Ireland among finalists in bid to host America’s Cup

Organisers visited Cork last month to examine suitability for sailing race

Team New Zealand after their 2021 America’s Cup victory. Photo: Phil Walter/Getty Images

Team New Zealand after their 2021 America’s Cup victory. Photo: Phil Walter/Getty Images

 

An update on Ireland’s bid to host the prestigious America’s Cup in 2024 will be provided at Cabinet this morning by Minister for Foreign Affairs Simon Coveney.

He will tell Ministers Ireland has progressed to the final stage of judging with a final decision due in eight or so weeks.

There are only a small number of finalists, it is understood.

Ireland’s bid is understood to be based around Cork Harbour and an assessment team from the organisers visited Cork last month to examine its suitability for the race.

They looked at its technical suitability for a racing circuit and examined its tides, wind speeds and direction, water depth, and berthing facilities.

New Zealand is the current holder of the cup (the oldest trophy in sport predating the modern Olympics by 45 years) however the team and the New Zealand government are unlikely to agree terms to stage the next event there for a 4th time so an international competition has been ongoing to win the hosting of the next tournament.

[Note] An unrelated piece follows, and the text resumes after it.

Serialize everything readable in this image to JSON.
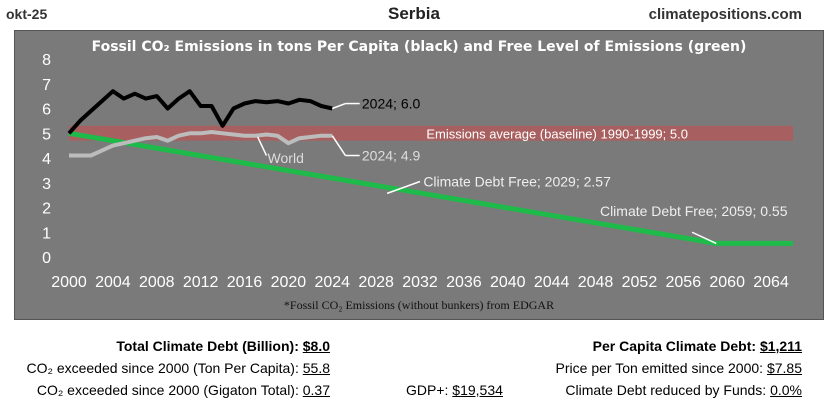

Mr Coveney has been working closely with the Taoiseach and Minister for Sport Catherine Martin on Ireland’s bid to host the 37th America’s cup.

The America’s cup is recognised as the 3rd largest sporting event globally after the Football World Cup and the Olympics, in terms of longevity, economic and media impact it delivers to the host venue.

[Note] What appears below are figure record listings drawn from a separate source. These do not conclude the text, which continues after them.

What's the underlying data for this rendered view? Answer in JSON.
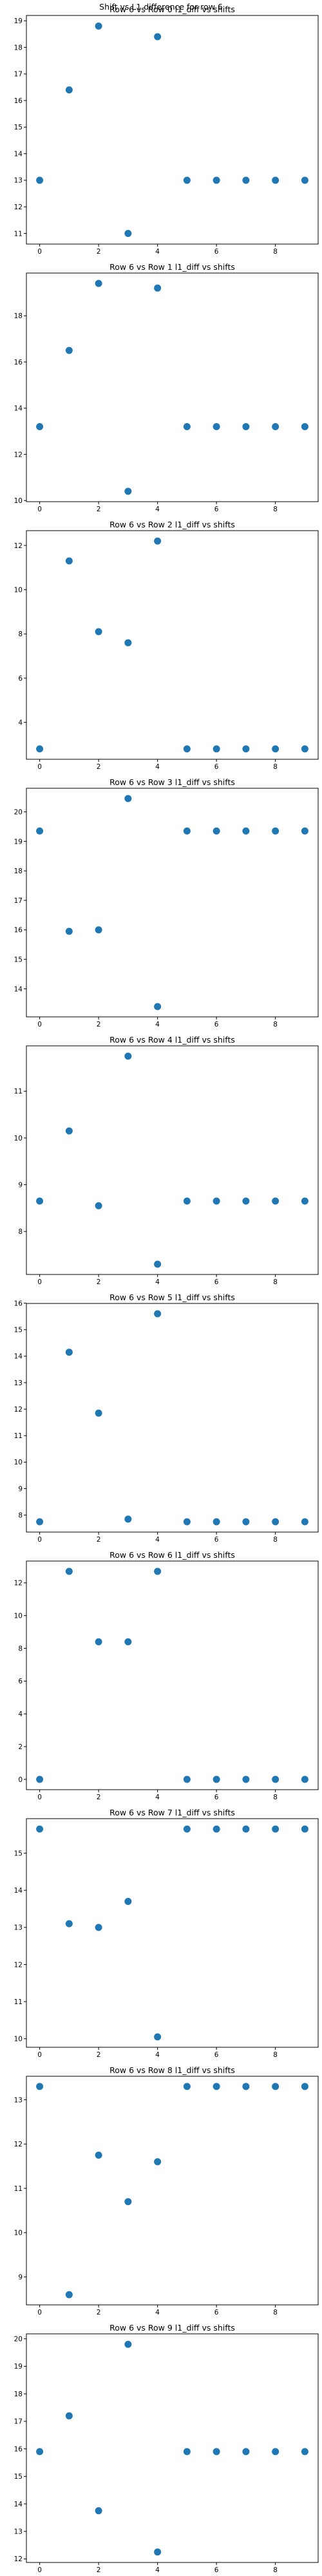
{
  "suptitle": "Shift vs L1 difference for row 6",
  "marker_color": "#1f77b4",
  "xlim": [
    -0.45,
    9.45
  ],
  "xticks": [
    0,
    2,
    4,
    6,
    8
  ],
  "chart_data": [
    {
      "type": "scatter",
      "title": "Row 6 vs Row 0 l1_diff vs shifts",
      "x": [
        0,
        1,
        2,
        3,
        4,
        5,
        6,
        7,
        8,
        9
      ],
      "y": [
        13.0,
        16.4,
        18.8,
        11.0,
        18.4,
        13.0,
        13.0,
        13.0,
        13.0,
        13.0
      ],
      "ylim": [
        10.6,
        19.2
      ],
      "yticks": [
        11,
        12,
        13,
        14,
        15,
        16,
        17,
        18,
        19
      ]
    },
    {
      "type": "scatter",
      "title": "Row 6 vs Row 1 l1_diff vs shifts",
      "x": [
        0,
        1,
        2,
        3,
        4,
        5,
        6,
        7,
        8,
        9
      ],
      "y": [
        13.2,
        16.5,
        19.4,
        10.4,
        19.2,
        13.2,
        13.2,
        13.2,
        13.2,
        13.2
      ],
      "ylim": [
        9.95,
        19.85
      ],
      "yticks": [
        10,
        12,
        14,
        16,
        18
      ]
    },
    {
      "type": "scatter",
      "title": "Row 6 vs Row 2 l1_diff vs shifts",
      "x": [
        0,
        1,
        2,
        3,
        4,
        5,
        6,
        7,
        8,
        9
      ],
      "y": [
        2.8,
        11.3,
        8.1,
        7.6,
        12.2,
        2.8,
        2.8,
        2.8,
        2.8,
        2.8
      ],
      "ylim": [
        2.33,
        12.67
      ],
      "yticks": [
        4,
        6,
        8,
        10,
        12
      ]
    },
    {
      "type": "scatter",
      "title": "Row 6 vs Row 3 l1_diff vs shifts",
      "x": [
        0,
        1,
        2,
        3,
        4,
        5,
        6,
        7,
        8,
        9
      ],
      "y": [
        19.35,
        15.95,
        16.0,
        20.45,
        13.4,
        19.35,
        19.35,
        19.35,
        19.35,
        19.35
      ],
      "ylim": [
        13.05,
        20.8
      ],
      "yticks": [
        14,
        15,
        16,
        17,
        18,
        19,
        20
      ]
    },
    {
      "type": "scatter",
      "title": "Row 6 vs Row 4 l1_diff vs shifts",
      "x": [
        0,
        1,
        2,
        3,
        4,
        5,
        6,
        7,
        8,
        9
      ],
      "y": [
        8.65,
        10.15,
        8.55,
        11.75,
        7.3,
        8.65,
        8.65,
        8.65,
        8.65,
        8.65
      ],
      "ylim": [
        7.08,
        11.97
      ],
      "yticks": [
        8,
        9,
        10,
        11
      ]
    },
    {
      "type": "scatter",
      "title": "Row 6 vs Row 5 l1_diff vs shifts",
      "x": [
        0,
        1,
        2,
        3,
        4,
        5,
        6,
        7,
        8,
        9
      ],
      "y": [
        7.75,
        14.15,
        11.85,
        7.85,
        15.6,
        7.75,
        7.75,
        7.75,
        7.75,
        7.75
      ],
      "ylim": [
        7.36,
        15.99
      ],
      "yticks": [
        8,
        9,
        10,
        11,
        12,
        13,
        14,
        15,
        16
      ]
    },
    {
      "type": "scatter",
      "title": "Row 6 vs Row 6 l1_diff vs shifts",
      "x": [
        0,
        1,
        2,
        3,
        4,
        5,
        6,
        7,
        8,
        9
      ],
      "y": [
        0.0,
        12.7,
        8.4,
        8.4,
        12.7,
        0.0,
        0.0,
        0.0,
        0.0,
        0.0
      ],
      "ylim": [
        -0.63,
        13.33
      ],
      "yticks": [
        0,
        2,
        4,
        6,
        8,
        10,
        12
      ]
    },
    {
      "type": "scatter",
      "title": "Row 6 vs Row 7 l1_diff vs shifts",
      "x": [
        0,
        1,
        2,
        3,
        4,
        5,
        6,
        7,
        8,
        9
      ],
      "y": [
        15.65,
        13.1,
        13.0,
        13.7,
        10.05,
        15.65,
        15.65,
        15.65,
        15.65,
        15.65
      ],
      "ylim": [
        9.77,
        15.93
      ],
      "yticks": [
        10,
        11,
        12,
        13,
        14,
        15
      ]
    },
    {
      "type": "scatter",
      "title": "Row 6 vs Row 8 l1_diff vs shifts",
      "x": [
        0,
        1,
        2,
        3,
        4,
        5,
        6,
        7,
        8,
        9
      ],
      "y": [
        13.3,
        8.6,
        11.75,
        10.7,
        11.6,
        13.3,
        13.3,
        13.3,
        13.3,
        13.3
      ],
      "ylim": [
        8.37,
        13.53
      ],
      "yticks": [
        9,
        10,
        11,
        12,
        13
      ]
    },
    {
      "type": "scatter",
      "title": "Row 6 vs Row 9 l1_diff vs shifts",
      "x": [
        0,
        1,
        2,
        3,
        4,
        5,
        6,
        7,
        8,
        9
      ],
      "y": [
        15.9,
        17.2,
        13.75,
        19.8,
        12.25,
        15.9,
        15.9,
        15.9,
        15.9,
        15.9
      ],
      "ylim": [
        11.87,
        20.18
      ],
      "yticks": [
        12,
        13,
        14,
        15,
        16,
        17,
        18,
        19,
        20
      ]
    }
  ]
}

The racing takes place over a period of 3 to 4 months and the teams are based at the host venue for at least 6 months prior to the start of the competition and for as long as 3 years in the build-up period.

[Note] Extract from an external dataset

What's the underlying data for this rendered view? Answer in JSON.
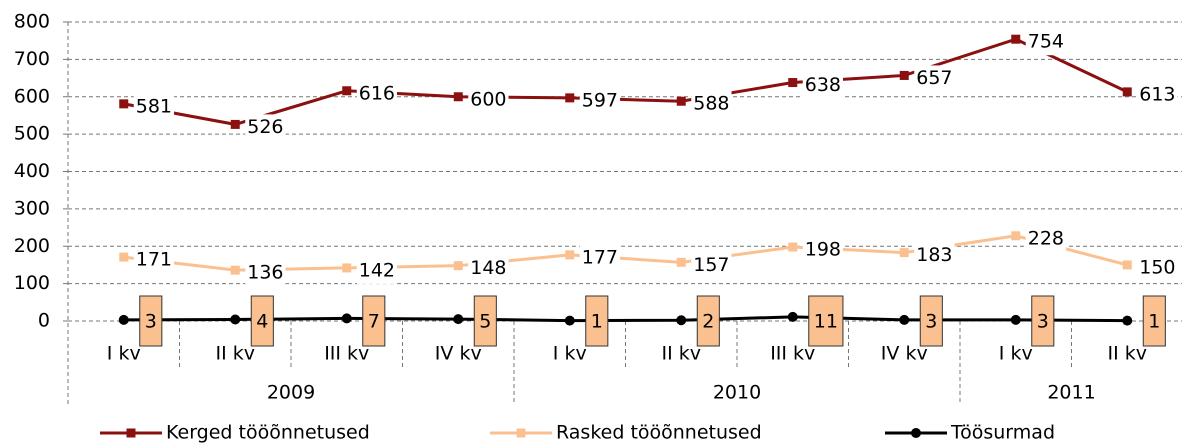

The cup that concluded on March 17th this year had a global viewership of 940 million and estimates of the value of the race for the New Zealand economy are in the hundreds of millions.

The New Zealand Ministry of Business, Innovation and Employment in 2017 forecast between €355 million to €592 million would be injected directly into New Zealand’s economy between 2018 and 2021 as a result of hosting the America’s Cup.